当科の金村らの論文
Valproate sodium enhances body weight gain in patients with childhood epilepsy: a pathogenic mechanisms and open-label clinical trial of behavior therapy.  Kanemura H, Sano F, Maeda Y, Sugita K, Aihara M.」が、 てんかんの専門誌である「Seizure」の2012年9月号に掲載されました (Seizure. 21: 496-500, 2012)

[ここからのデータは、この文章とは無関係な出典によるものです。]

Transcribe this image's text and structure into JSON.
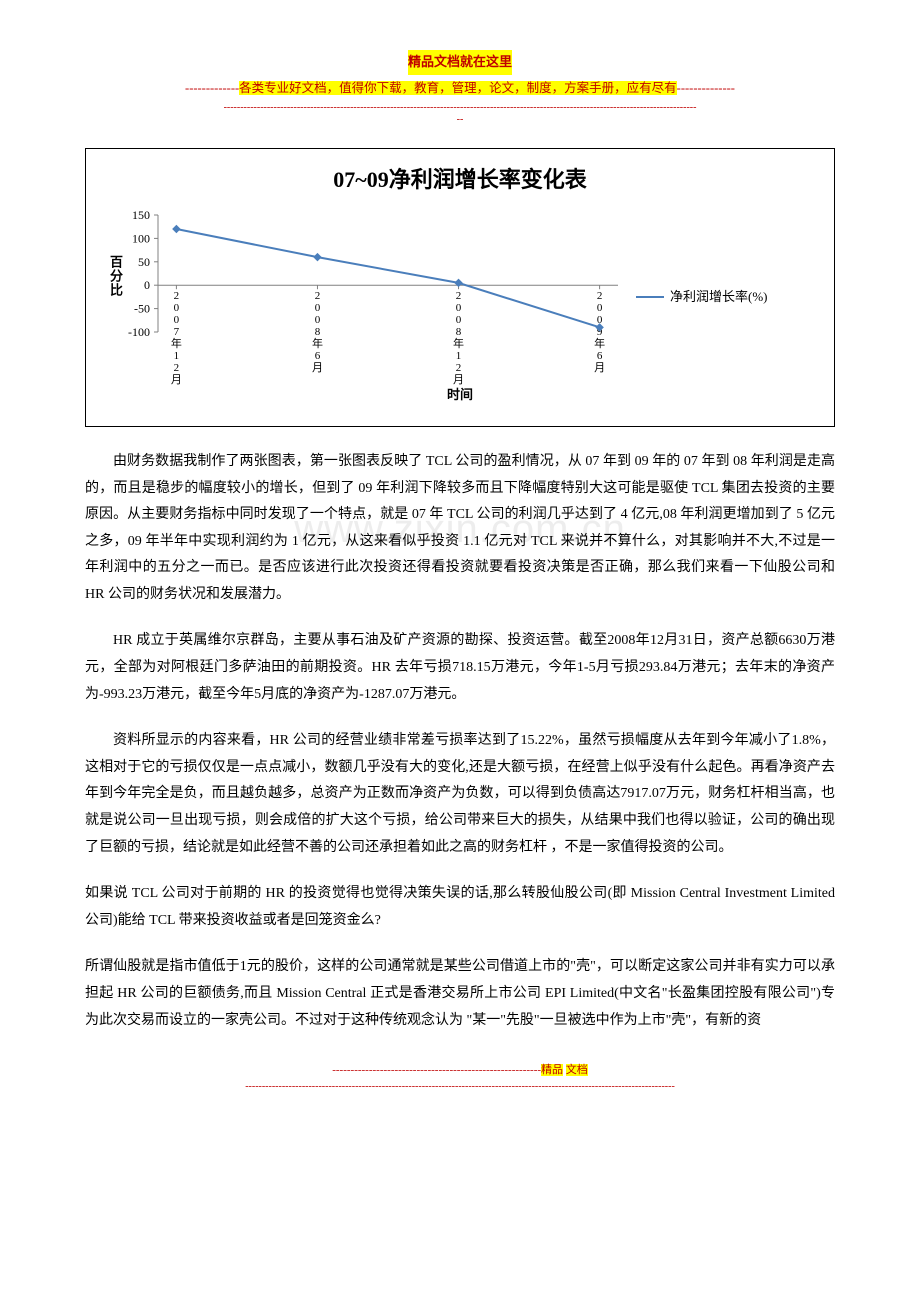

抗てんかん薬は年単位の継続的な服用が必要なため、副作用対策も臨床的には重要です。代表的な抗てんかん薬であるバルプロ酸の副作用の一つとして体重増加があります。しかし、著明な体重増加をきたして服用を中止せざるを得ない症例があるにもかかわらず、その機序と対策については十分に明らかにされていません。そこで本研究では、バルプロ酸を服用中のてんかん症例の血清生化学的な検討を行いました。その結果、バルプロ酸の服用において約半数で体重の増加を認めて、体重が増加した症例では血清インスリン値とインスリン/血糖比の有意な上昇が観察されました。さらに、体重増加をきたした症例の全例で食欲の亢進を認めました。また本研究では、体重増加をきたした症例に対して、「ゲームは1日1時間以内にする」といった行動療法を行ったところ、体重増加の増悪を阻止することができました。したがって、バルプロ酸の投与中における体重増加においては、積極的に行動療法を取り入れることによって、その内服を継続できる可能性が明らかになりました。